Based in present-day Indiana, The Prom tells the story of Emma, a teen who got her school Prom cancelled because she wished to bring her girlfriend along as her date.
When hell breaks loose on Twitter, four celebrities and Broadway performers from New York reach Indiana to gain publicity behind the veil of supporting LGBTQ rights.
The Prom is a musical comedy that intertwines Emma’s life with Dee Dee Allen (Meryl Streep), Barry Glickman (James Corden), Angie Dickinson (Nicole Kidman) and Trent Oliver (Andrew Rannells).
The only thing that makes The Prom a delight is its cast. Streep visibly stands out as Dee Dee with her extravagant charisma and narcissism. It was a delight to see her in a musical again after Mamma Mia 2 in 2018. The charm, however, isn’t the same in this case.
Nicole Kidman, as Angie, is good enough but given her accolades in the past, there is little to no arc to her character. Musicals are supposed to leave more scope for performance and dramatics. Except for one scene, Kidman is just seen cheering from behind all throughout the film.

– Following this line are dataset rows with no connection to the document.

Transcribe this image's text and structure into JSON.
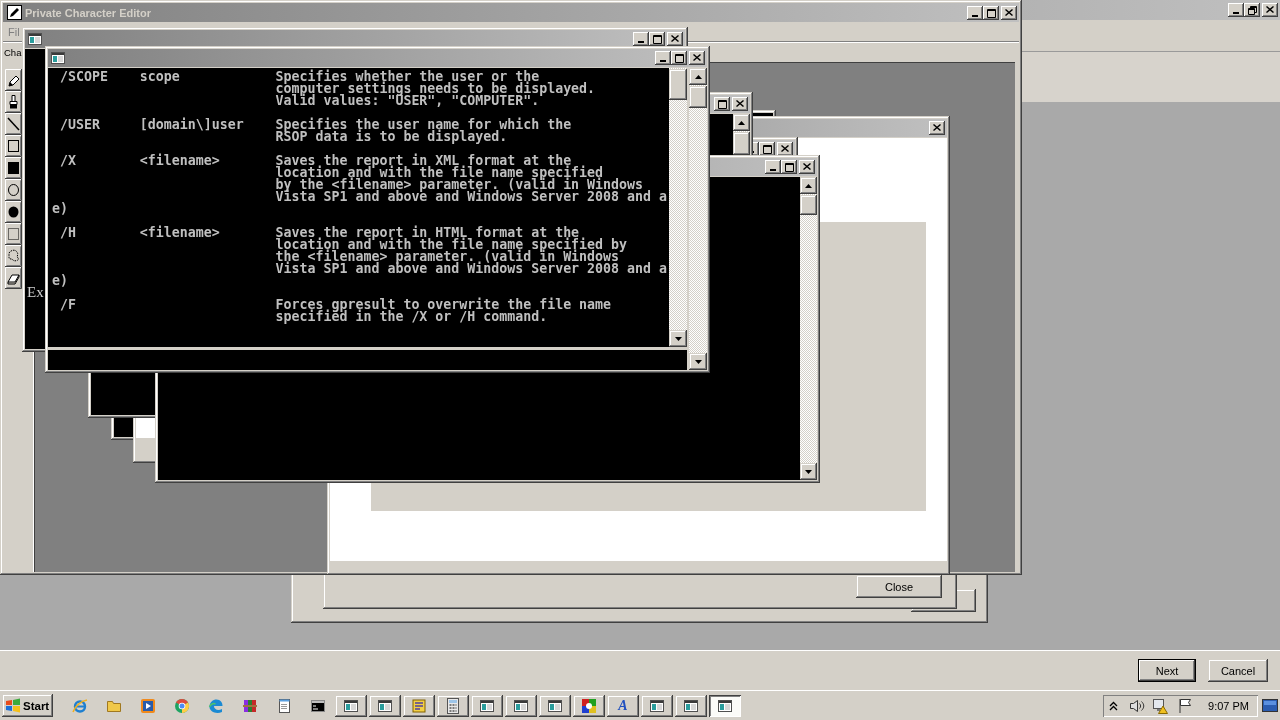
{
  "editor": {
    "title": "Private Character Editor",
    "menu": [
      "Fil"
    ],
    "toolbar_label": "Cha"
  },
  "console_behind": {
    "lines": [
      "Ex"
    ]
  },
  "console_front": {
    "entries": [
      {
        "option": "/SCOPE",
        "argument": "scope",
        "description": "Specifies whether the user or the\ncomputer settings needs to be displayed.\nValid values: \"USER\", \"COMPUTER\"."
      },
      {
        "option": "/USER",
        "argument": "[domain\\]user",
        "description": "Specifies the user name for which the\nRSOP data is to be displayed."
      },
      {
        "option": "/X",
        "argument": "<filename>",
        "description": "Saves the report in XML format at the\nlocation and with the file name specified\nby the <filename> parameter. (valid in Windows\nVista SP1 and above and Windows Server 2008 and a",
        "wrap": "e)"
      },
      {
        "option": "/H",
        "argument": "<filename>",
        "description": "Saves the report in HTML format at the\nlocation and with the file name specified by\nthe <filename> parameter. (valid in Windows\nVista SP1 and above and Windows Server 2008 and a",
        "wrap": "e)"
      },
      {
        "option": "/F",
        "description": "Forces gpresult to overwrite the file name\nspecified in the /X or /H command."
      }
    ]
  },
  "dialog": {
    "buttons": [
      {
        "label": "Close",
        "default": false
      }
    ]
  },
  "wizard": {
    "buttons": [
      {
        "label": "Next",
        "default": true
      },
      {
        "label": "Cancel",
        "default": false
      }
    ]
  },
  "taskbar": {
    "start": "Start",
    "tasks": [
      {
        "kind": "window",
        "selected": false
      },
      {
        "kind": "window",
        "selected": false
      },
      {
        "kind": "tool",
        "selected": false
      },
      {
        "kind": "calculator",
        "selected": false
      },
      {
        "kind": "window",
        "selected": false
      },
      {
        "kind": "window",
        "selected": false
      },
      {
        "kind": "window",
        "selected": false
      },
      {
        "kind": "mosaic",
        "selected": false
      },
      {
        "kind": "font",
        "glyph": "A",
        "selected": false
      },
      {
        "kind": "window",
        "selected": false
      },
      {
        "kind": "window",
        "selected": false
      },
      {
        "kind": "window",
        "selected": true
      }
    ],
    "clock": "9:07 PM"
  }
}
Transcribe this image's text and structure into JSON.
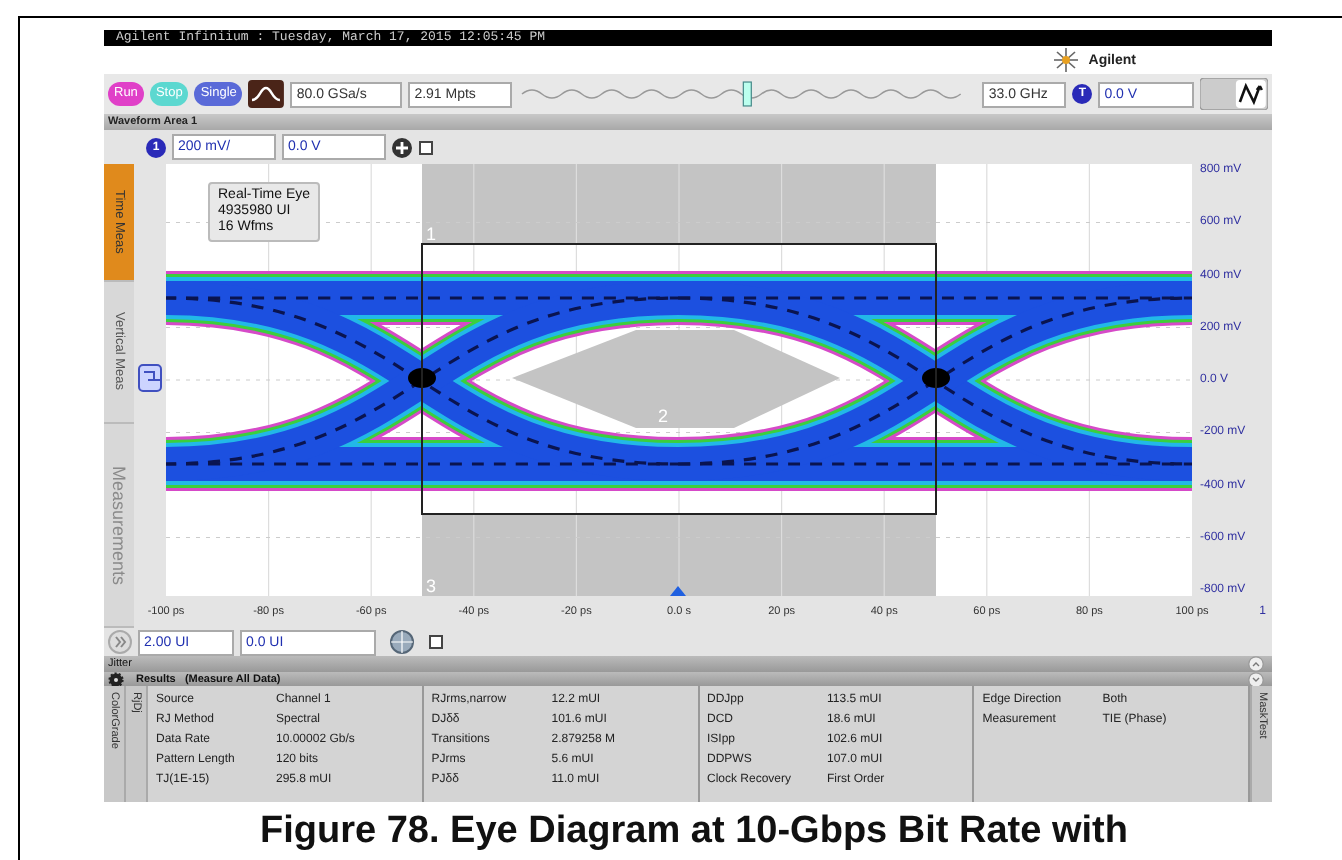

Jo Ellen Pellman makes her debut in Hollywood with The Prom. She might get excused for it was her first film, but her performance is nothing more than subpar.
The surprise delight, however, is James Corden as Barry. He even generates actual laughter in and out of the frame. Kerry Washington stars as the conservative and homophobic mother and just like the plot, her character too gets lost somewhere in between.
The Prom tries a hand at being musical, a genre that is not too common today. While it is nothing close to the classical representation of it from the 50s, the former half does induce some grandeur.
The cinematography is well-planned. From dolly-in movements to overdramatic and low-angle long shots, the film uses it all to create the typical musical effect.
In one of the sequences, Principal Hawkins (Keegan Michael-Key) sings an ode to Broadway, which appropriately summarizes the impact of art on otherwise tedious lives.
Big Little Lies fans could fancy a cheer upon seeing Kidman and Streep share screen space again. The magnanimous difference of roles is proof of their versatility as actors.
Upon establishing the premise for viewers, The Prom visibly forgets what it had started. Soon after the four arrive in Indiana, the school approves The Prom. While this gains them no publicity (as intended), none of them care to enquire why is that.
This makes up for a big loophole and the loss of potentially better turn of events, as opposed to how the film actually proceeds.
Apart from Barry and Dee Dee, there is no chemistry between characters. Despite many forced musical sequences that were supposed to pave way for bonding, nothing quite delivers as intended.
The Prom soon becomes a tedious journey to sit through. It is only so far Streep’s presence can take viewers. In the absence of a plot actually leading somewhere, director Ryan Murphy can’t pull through for long.
The Prom should only be watched for its cast. While they aren’t at their best, their presence makes things better or even so, can make some reminisce for better.
While there is a hefty chance that the film might get lost in an array of December 11 releases, one might finally arrive to it. And when that happens, it will make up for a decent one-time watch.